The outlook for high-growth tech stocks looks positive, according to ERShares founder and CIO Joel Shulman, in a recent interview with Cheddar.
Last week the yield on the 10-year Treasury dropped about 11%, from roughly 1.6% to the 1.46% now.
“When interest rates come down, high growth stocks do really well,” said Shulman.
As a result, many high-growth stocks are up anywhere from 6-8%; some as high as 20%. “That will probably continue, as long as the 10-year bond is low and as long as inflation seems to be in check,” he added.
Inflation has been a major concern for investors, and Shulman sees it as the next big market catalyst.
“The market certainly has been focusing on inflation, whether it’s demand-pull with wages, cost-push with energy and food prices. So we’ve got both types of inflation at work,” he said. “People are monitoring cost-push, demand-pull very closely, they want to see if the Fed’s going to taper.”
Shulman predicts that with the markets remaining stable and inflation holding steady, there will be a circling back to the tech sector for investors.
“Tech came out early this year, they peaked around February for the high-growth stocks, those came down quite a bit,” said Shulman. Investors are now seeing tech stocks start to go up slowly.
If inflation remains flat and predictable, Shulman said that investors will start turning back to speculative stocks, citing six or seven speculative “buckets,” including cryptocurrencies, short squeeze meme stocks, and emerging market equities—even SPACs.
“We’re going to see the economy continue to grow at a nice pace”
Of the many inflation metrics the Fed factors into its decision-making process, Shulman pointed to a few that he sees as more important than others.

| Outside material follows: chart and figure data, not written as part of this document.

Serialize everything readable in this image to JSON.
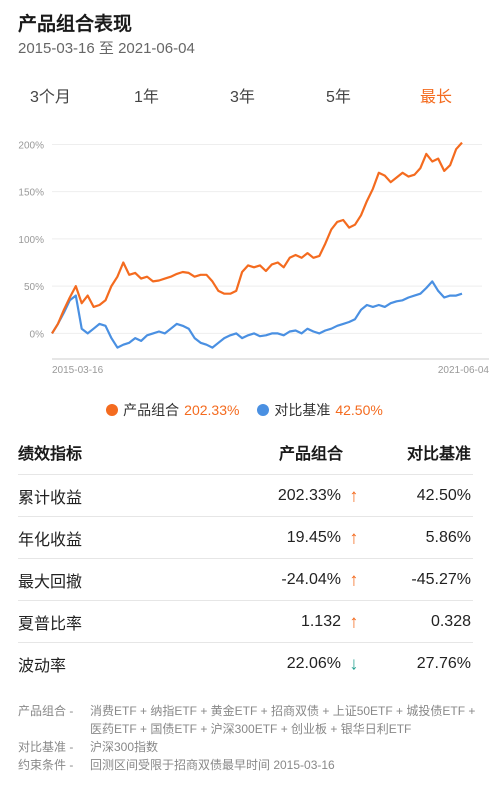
{
  "header": {
    "title": "产品组合表现",
    "date_range": "2015-03-16 至 2021-06-04"
  },
  "tabs": [
    {
      "label": "3个月",
      "active": false
    },
    {
      "label": "1年",
      "active": false
    },
    {
      "label": "3年",
      "active": false
    },
    {
      "label": "5年",
      "active": false
    },
    {
      "label": "最长",
      "active": true
    }
  ],
  "colors": {
    "accent": "#f46b1f",
    "portfolio": "#f46b1f",
    "benchmark": "#4a90e2",
    "down": "#1f9e8e"
  },
  "chart_data": {
    "type": "line",
    "x_start_label": "2015-03-16",
    "x_end_label": "2021-06-04",
    "y_ticks": [
      "0%",
      "50%",
      "100%",
      "150%",
      "200%"
    ],
    "ylim": [
      -25,
      210
    ],
    "grid": "horizontal",
    "series": [
      {
        "name": "产品组合",
        "color": "#f46b1f",
        "values": [
          0,
          10,
          25,
          38,
          50,
          32,
          40,
          28,
          30,
          35,
          50,
          60,
          75,
          62,
          64,
          58,
          60,
          55,
          56,
          58,
          60,
          63,
          65,
          64,
          60,
          62,
          62,
          55,
          45,
          42,
          42,
          45,
          65,
          72,
          70,
          72,
          66,
          73,
          75,
          70,
          80,
          83,
          80,
          85,
          80,
          82,
          95,
          110,
          118,
          120,
          112,
          115,
          125,
          140,
          153,
          170,
          167,
          160,
          165,
          170,
          166,
          168,
          175,
          190,
          182,
          185,
          172,
          178,
          195,
          202
        ]
      },
      {
        "name": "对比基准",
        "color": "#4a90e2",
        "values": [
          0,
          10,
          22,
          35,
          40,
          5,
          0,
          5,
          10,
          8,
          -5,
          -15,
          -12,
          -10,
          -5,
          -8,
          -2,
          0,
          2,
          0,
          5,
          10,
          8,
          5,
          -5,
          -10,
          -12,
          -15,
          -10,
          -5,
          -2,
          0,
          -5,
          -2,
          0,
          -3,
          -2,
          0,
          0,
          -2,
          2,
          3,
          0,
          5,
          2,
          0,
          3,
          5,
          8,
          10,
          12,
          15,
          25,
          30,
          28,
          30,
          28,
          32,
          34,
          35,
          38,
          40,
          42,
          48,
          55,
          45,
          38,
          40,
          40,
          42
        ]
      }
    ]
  },
  "legend": [
    {
      "name": "产品组合",
      "value": "202.33%",
      "color": "#f46b1f"
    },
    {
      "name": "对比基准",
      "value": "42.50%",
      "color": "#4a90e2"
    }
  ],
  "performance": {
    "headers": [
      "绩效指标",
      "产品组合",
      "对比基准"
    ],
    "rows": [
      {
        "metric": "累计收益",
        "portfolio": "202.33%",
        "arrow": "↑",
        "direction": "up",
        "benchmark": "42.50%"
      },
      {
        "metric": "年化收益",
        "portfolio": "19.45%",
        "arrow": "↑",
        "direction": "up",
        "benchmark": "5.86%"
      },
      {
        "metric": "最大回撤",
        "portfolio": "-24.04%",
        "arrow": "↑",
        "direction": "up",
        "benchmark": "-45.27%"
      },
      {
        "metric": "夏普比率",
        "portfolio": "1.132",
        "arrow": "↑",
        "direction": "up",
        "benchmark": "0.328"
      },
      {
        "metric": "波动率",
        "portfolio": "22.06%",
        "arrow": "↓",
        "direction": "down",
        "benchmark": "27.76%"
      }
    ]
  },
  "notes": [
    {
      "label": "产品组合 -",
      "value": "消费ETF + 纳指ETF + 黄金ETF + 招商双债 + 上证50ETF + 城投债ETF + 医药ETF + 国债ETF + 沪深300ETF + 创业板 + 银华日利ETF"
    },
    {
      "label": "对比基准 -",
      "value": "沪深300指数"
    },
    {
      "label": "约束条件 -",
      "value": "回测区间受限于招商双债最早时间 2015-03-16"
    }
  ]
}
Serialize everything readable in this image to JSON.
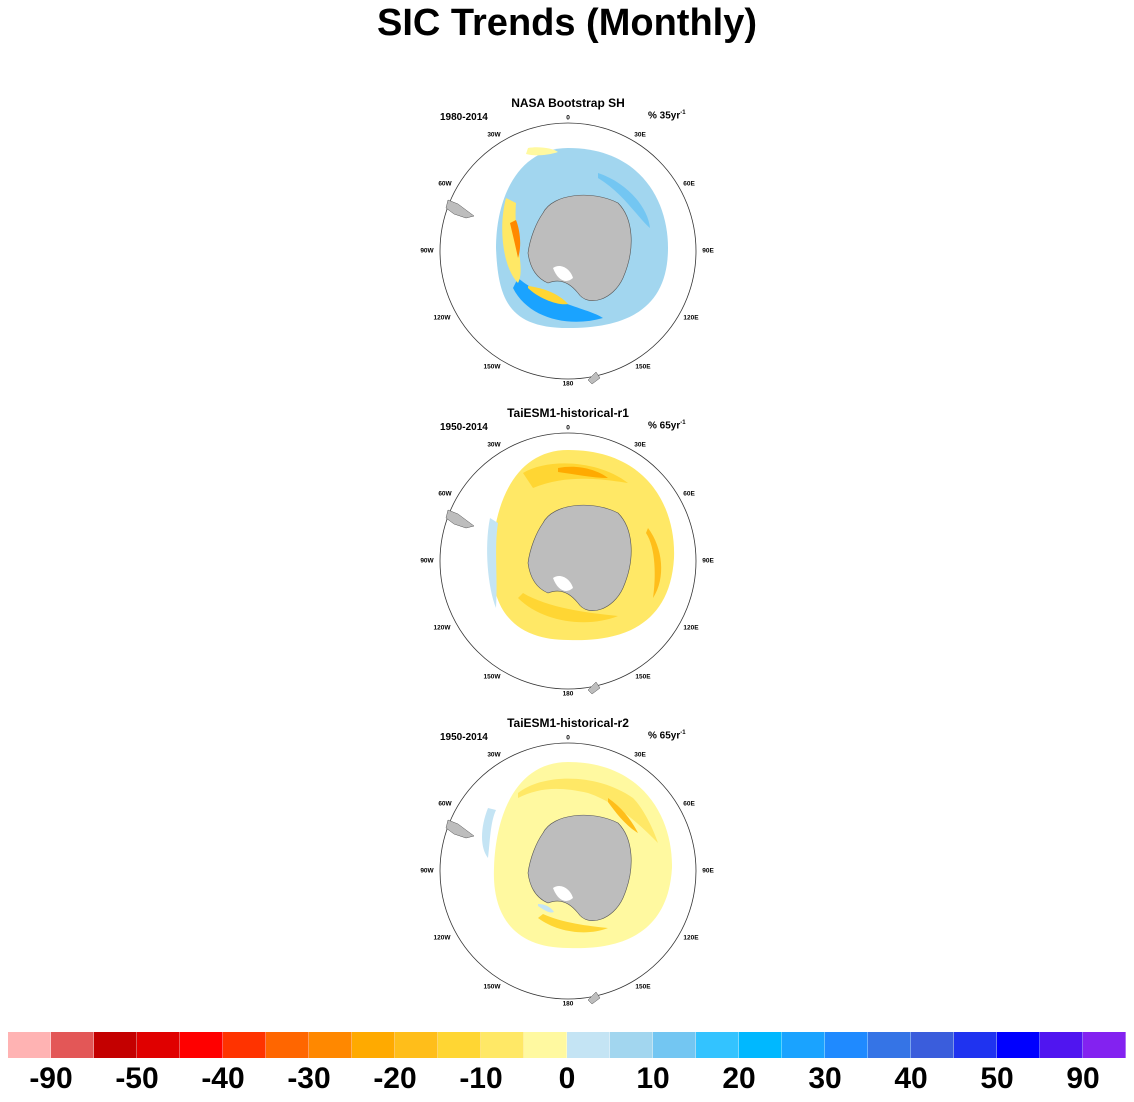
{
  "title": "SIC Trends (Monthly)",
  "panels": [
    {
      "title": "NASA Bootstrap SH",
      "period": "1980-2014",
      "units_prefix": "% 35yr",
      "units_exp": "-1",
      "lon_labels": {
        "l0": "0",
        "l30e": "30E",
        "l60e": "60E",
        "l90e": "90E",
        "l120e": "120E",
        "l150e": "150E",
        "l180": "180",
        "l150w": "150W",
        "l120w": "120W",
        "l90w": "90W",
        "l60w": "60W",
        "l30w": "30W"
      }
    },
    {
      "title": "TaiESM1-historical-r1",
      "period": "1950-2014",
      "units_prefix": "% 65yr",
      "units_exp": "-1",
      "lon_labels": {
        "l0": "0",
        "l30e": "30E",
        "l60e": "60E",
        "l90e": "90E",
        "l120e": "120E",
        "l150e": "150E",
        "l180": "180",
        "l150w": "150W",
        "l120w": "120W",
        "l90w": "90W",
        "l60w": "60W",
        "l30w": "30W"
      }
    },
    {
      "title": "TaiESM1-historical-r2",
      "period": "1950-2014",
      "units_prefix": "% 65yr",
      "units_exp": "-1",
      "lon_labels": {
        "l0": "0",
        "l30e": "30E",
        "l60e": "60E",
        "l90e": "90E",
        "l120e": "120E",
        "l150e": "150E",
        "l180": "180",
        "l150w": "150W",
        "l120w": "120W",
        "l90w": "90W",
        "l60w": "60W",
        "l30w": "30W"
      }
    }
  ],
  "colorbar": {
    "colors": [
      "#ffb3b3",
      "#e35757",
      "#c40000",
      "#e00000",
      "#ff0000",
      "#ff3300",
      "#ff6600",
      "#ff8800",
      "#ffaa00",
      "#ffbe1a",
      "#ffd633",
      "#ffe866",
      "#fff9a0",
      "#c4e4f4",
      "#a2d6ef",
      "#73c6f2",
      "#33c3ff",
      "#00b8ff",
      "#1aa3ff",
      "#1f8aff",
      "#3574e6",
      "#3a5ddc",
      "#1f33f0",
      "#0000ff",
      "#5015f0",
      "#8322f0"
    ],
    "labels": [
      "-90",
      "-50",
      "-40",
      "-30",
      "-20",
      "-10",
      "0",
      "10",
      "20",
      "30",
      "40",
      "50",
      "90"
    ]
  }
}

First of all were job vacancies, which are at all-time highs due to the pandemic—and exacerbated by an aging workforce.
“We’ve got 75 million baby boomers that are retiring at the pace of 2-3 million people per year… when they come out of the work force, they spend less money. It’s opening up jobs but they’re not the same level as what we previously had when the boomers were at peak earnings levels.”
He also pointed to commodities, including rising energy prices, lumber prices, metals, and food. Corn prices went up 30-35% year-to-date, according to Shulman.
“Corn prices are up and that’s something that feeds into everything,” said Shulman. “If those prices increase and then they’re passed along and people are willing to pay for it, we could have a cost-push inflation along with demand-pull with wages.”
However, Shulman said that food prices and other inflation factors could be mitigated. “We see them mitigating, we see them coming down a little bit (in) June, July and August. It allows the Fed to continue with their purchases and not taper until 2022 or 2023,” he added.
Shulman on the Short Squeeze Sensation
When pressed about short squeeze “meme” stock trading frenzy, Shulman said that the situation has evolved quickly. Back when the initial short squeeze with GameStop occurred, “the amount of shorts exceeded the float by about 10%,” said Shulman, and it typically took 5-10 days to cover the short squeeze.
Now, however, shorts can be covered within a day typically.
Internal research from ERShares indicates that Clover Health had the highest level of float shares sold short, of more than 56,000 companies surveyed.
“The shorts have gotten very smart on this, they’re not going to stocks that they can’t get out within a day… If you’re going to be involved in a short squeeze and buy the stock, you’ve got to be early in and early out,” said Shulman.
“You don’t want to be the last person to sell,” he added.